I am working on a fairly complex .NET application that interacts with another application. Many single-line statements are possible culprits for throwing an Exception and there is often nothing I can do to check the state before executing them to prevent these Exceptions.
The question is, based on best practices and seasoned experience, how frequently should I lace my code with try/catch blocks? I’ve listed three examples below, but I’m open to any advice.
I’m really hoping to get some pros/cons of various approaches. I can certainly come up with some of my own (greater log granularity for the O-C approach, better performance for the Monolithic approach), so I’m looking for experience over opinion.
EDIT: I should add that this application is a batch program. The only “recovery” necessary in most cases is to log the error, clean up gracefully, and quit. So this could be seen to be as much a question of log granularity as exception handling. In my mind’s eye I can imagine good reasons for both, so I’m looking for some general advice to help me find an appropriate balance.
Monolitich Approach
class Program{
public static void Main(){
try{
Step1();
Step2();
Step3();
} catch (Exception e) {
Log(e);
} finally {
CleanUp();
}
}
public static void Step1(){
ExternalApp.Dangerous1();
ExternalApp.Dangerous2();
}
public static void Step2(){
ExternalApp.Dangerous3();
ExternalApp.Dangerous4();
}
public static void Step3(){
ExternalApp.Dangerous5();
ExternalApp.Dangerous6();
}
}
Delegated Approach
class Program{
public static void Main(){
try{
Step1();
Step2();
Step3();
} finally {
CleanUp();
}
}
public static void Step1(){
try{
ExternalApp.Dangerous1();
ExternalApp.Dangerous2();
} catch (Exception e) {
Log(e);
throw;
}
}
public static void Step2(){
try{
ExternalApp.Dangerous3();
ExternalApp.Dangerous4();
} catch (Exception e) {
Log(e);
throw;
}
}
public static void Step3(){
try{
ExternalApp.Dangerous5();
ExternalApp.Dangerous6();
} catch (Exception e) {
Log(e);
throw;
}
}
}
Obsessive-Compulsive Approach
class Program{
public static void Main(){
try{
Step1();
Step2();
Step3();
} finally {
CleanUp();
}
}
public static void Step1(){
try{
ExternalApp.Dangerous1();
} catch (Exception e) {
Log(e);
throw;
}
try{
ExternalApp.Dangerous2();
} catch (Exception e) {
Log(e);
throw;
}
}
public static void Step2(){
try{
ExternalApp.Dangerous3();
} catch (Exception e) {
Log(e);
throw;
}
try{
ExternalApp.Dangerous4();
} catch (Exception e) {
Log(e);
throw;
}
}
public static void Step3(){
try{
ExternalApp.Dangerous5();
} catch (Exception e) {
Log(e);
throw;
}
try{
ExternalApp.Dangerous6();
} catch (Exception e) {
Log(e);
throw;
}
}
}
Other approaches welcomed and encouraged. Above are examples only.
5
Catch at the granularity that is meaningful to your application. If you are not going to take a different action for a different exception source, then there is no need to break those things apart.
3
I favor approach one.
The exceptions are going to go up the call stack to the try/catch
block in the main
method, and get logged there anyway.
Don’t catch
in your step
methods unless you can handle each exception locally somehow.
3
Ask yourself why exception syntax was invented when it’s perfectly possible to handle unexpected conditions without them. In C, all code looks like your obsessive-compulsive approach, except for instead of a try/catch
block, the return value of the function indicates success or failure.
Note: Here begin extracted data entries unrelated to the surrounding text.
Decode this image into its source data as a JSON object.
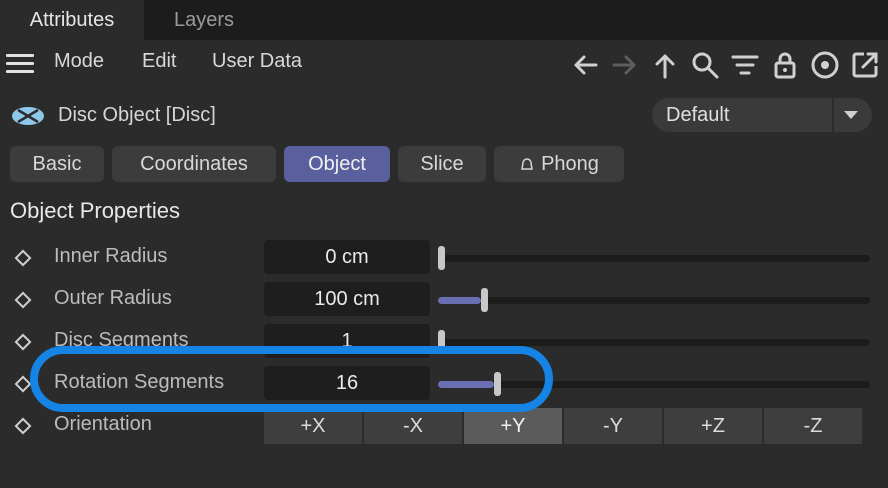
{
  "tabs": [
    {
      "label": "Attributes",
      "active": true
    },
    {
      "label": "Layers",
      "active": false
    }
  ],
  "toolbar": {
    "menu": [
      "Mode",
      "Edit",
      "User Data"
    ],
    "icons": [
      "back-arrow-icon",
      "forward-arrow-icon",
      "up-arrow-icon",
      "search-icon",
      "filter-icon",
      "lock-icon",
      "target-icon",
      "new-window-icon"
    ]
  },
  "object": {
    "title": "Disc Object [Disc]",
    "icon": "disc-icon",
    "preset": "Default"
  },
  "subtabs": [
    {
      "label": "Basic",
      "active": false
    },
    {
      "label": "Coordinates",
      "active": false
    },
    {
      "label": "Object",
      "active": true
    },
    {
      "label": "Slice",
      "active": false
    },
    {
      "label": "Phong",
      "active": false
    }
  ],
  "section": {
    "title": "Object Properties"
  },
  "properties": [
    {
      "label": "Inner Radius",
      "value": "0 cm",
      "slider_fraction": 0.0
    },
    {
      "label": "Outer Radius",
      "value": "100 cm",
      "slider_fraction": 0.1
    },
    {
      "label": "Disc Segments",
      "value": "1",
      "slider_fraction": 0.0
    },
    {
      "label": "Rotation Segments",
      "value": "16",
      "slider_fraction": 0.13
    }
  ],
  "orientation": {
    "label": "Orientation",
    "options": [
      "+X",
      "-X",
      "+Y",
      "-Y",
      "+Z",
      "-Z"
    ],
    "selected": "+Y"
  },
  "colors": {
    "accent": "#5a5f9e",
    "highlight": "#1584e4"
  }
}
The reason exceptions were invented is to allow code to look like your monolithic approach. It’s much cleaner, follows the DRY principle, and it’s easier to have people write the lower layers without imposing strict rules on exception handling in every single function. That should be your default mode of operation, and you should only also catch exceptions at the lower layers if you can actually recover from the error, not just report it.